Par ailleurs, l’affirmation de Davis Marquis concernant son absence de douleurs au dos avant le 22 décembre 2017 est «difficilement conciliable avec d’autres éléments du dossier», précise le Tribunal administratif du travail.

La preuve révèle l’existence de rapports médicaux adressés, en 2016 et 2017, à la Société de l’assurance automobile du Québec (SAAQ), et démontrant qu’il présente des douleurs lombaires en raison d’un accident routier survenu en 2009. «Les rapports indiquent également qu’il est en attente d’une consultation auprès d’un physiatre. Il est même fait mention d’une hernie discale et de douleurs lombosacrées et lombaires», signale le juge.

Dans sa décision, il évoque aussi un rapport d’Imagerie par résonnance magnétique pour une importante lésion à la colonne vertébrale, de même qu’une infiltration facettaire dorsale à quatre niveaux. «De toute évidence, constate le magistrat, son dos, pour lequel il soutient ne pas avoir de douleurs le matin du 22 décembre 2017, nécessite des traitements importants, surtout qu’il est alors en attente d’évaluation pour une chirurgie selon certaines de ses affirmations.»
Un collègue du travailleur a aussi indiqué à une agente d’indemnisation de la CNESST que Davis Marquis était connu pour des problèmes de dos, précisant qu’il recevait déjà des traitements de physiothérapie et qu’il attendait une chirurgie.

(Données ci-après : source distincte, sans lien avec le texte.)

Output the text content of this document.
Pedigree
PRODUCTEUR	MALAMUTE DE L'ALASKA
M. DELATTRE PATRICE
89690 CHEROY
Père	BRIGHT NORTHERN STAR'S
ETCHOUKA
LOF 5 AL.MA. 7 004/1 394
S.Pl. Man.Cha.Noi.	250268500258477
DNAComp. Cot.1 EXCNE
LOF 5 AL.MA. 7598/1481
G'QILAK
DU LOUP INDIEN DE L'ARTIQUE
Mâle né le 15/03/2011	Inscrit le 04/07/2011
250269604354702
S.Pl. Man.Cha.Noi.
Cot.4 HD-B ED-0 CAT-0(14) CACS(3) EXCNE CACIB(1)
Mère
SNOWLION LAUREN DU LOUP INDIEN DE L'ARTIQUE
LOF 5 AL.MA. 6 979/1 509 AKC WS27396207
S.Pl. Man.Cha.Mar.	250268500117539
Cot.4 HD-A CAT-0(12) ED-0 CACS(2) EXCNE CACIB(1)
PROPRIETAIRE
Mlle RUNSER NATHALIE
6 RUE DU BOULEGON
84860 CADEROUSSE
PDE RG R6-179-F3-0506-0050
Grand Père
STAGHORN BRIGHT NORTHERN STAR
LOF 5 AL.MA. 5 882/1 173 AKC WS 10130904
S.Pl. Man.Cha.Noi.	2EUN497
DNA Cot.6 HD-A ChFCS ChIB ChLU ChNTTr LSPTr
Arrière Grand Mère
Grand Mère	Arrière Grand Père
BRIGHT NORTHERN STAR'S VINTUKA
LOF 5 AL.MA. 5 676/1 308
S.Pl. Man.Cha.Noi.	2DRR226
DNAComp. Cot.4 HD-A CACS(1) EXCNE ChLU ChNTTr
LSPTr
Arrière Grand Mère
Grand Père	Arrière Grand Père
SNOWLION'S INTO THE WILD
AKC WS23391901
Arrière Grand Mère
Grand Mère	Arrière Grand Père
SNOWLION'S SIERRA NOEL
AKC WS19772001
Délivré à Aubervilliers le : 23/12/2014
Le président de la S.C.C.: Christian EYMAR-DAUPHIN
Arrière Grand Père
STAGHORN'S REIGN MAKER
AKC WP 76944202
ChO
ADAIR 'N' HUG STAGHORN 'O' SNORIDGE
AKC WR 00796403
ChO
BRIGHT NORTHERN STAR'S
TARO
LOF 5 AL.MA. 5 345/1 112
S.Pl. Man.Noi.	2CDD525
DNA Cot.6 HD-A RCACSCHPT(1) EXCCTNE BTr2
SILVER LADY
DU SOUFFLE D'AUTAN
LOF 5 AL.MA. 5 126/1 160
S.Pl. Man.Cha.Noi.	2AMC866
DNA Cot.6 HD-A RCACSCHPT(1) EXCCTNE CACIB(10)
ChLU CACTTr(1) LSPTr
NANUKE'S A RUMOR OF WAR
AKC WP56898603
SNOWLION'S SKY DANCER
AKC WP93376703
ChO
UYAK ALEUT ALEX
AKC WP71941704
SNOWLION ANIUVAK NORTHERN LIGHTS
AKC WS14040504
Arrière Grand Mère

Une information que Davis Marquis confirme sur son compte Facebook le 25 décembre 2017 alors qu’il  demande au père Noël d’être opéré rapidement. «À ce moment, signale le juge, il n’a pas encore consulté pour l’événement allégué du 22 décembre 2017. Cette opération ne concerne donc pas cette situation. Elle doit obligatoirement être en lien avec une autre condition étrangère à l’événement allégué.»

De plus, selon une note clinique datée du 10 décembre 2018, Davis Marquis a demandé à son médecin d’attribuer la hernie discale diagnostiquée après le 22 décembre 2017 à son accident de voiture de 2009 plutôt qu’à l’incident du 22 décembre 2017. «Il invoque comme raison le refus de la CNESST de l’indemniser et souhaite conséquemment pouvoir bénéficier plutôt du régime de la SAAQ. Un tel manque de scrupule et la volonté du travailleur de favoriser l’obtention d’une couverture d’un régime public au détriment de la vérité réduisent considérablement sa crédibilité», fait valoir le juge administratif, ajoutant que «le manque de crédibilité du travailleur et la preuve dirigent les problèmes de dos du travailleur vers une condition antérieure à l’événement allégué.

Ainsi, le Tribunal administratif du travail a rejeté la demande du travailleur et déclaré qu’il n’avait pas subi de lésion professionnelle et qu’il n’avait pas droit aux prestations prévues par la Loi sur les accidents de travail et les maladies professionnelles.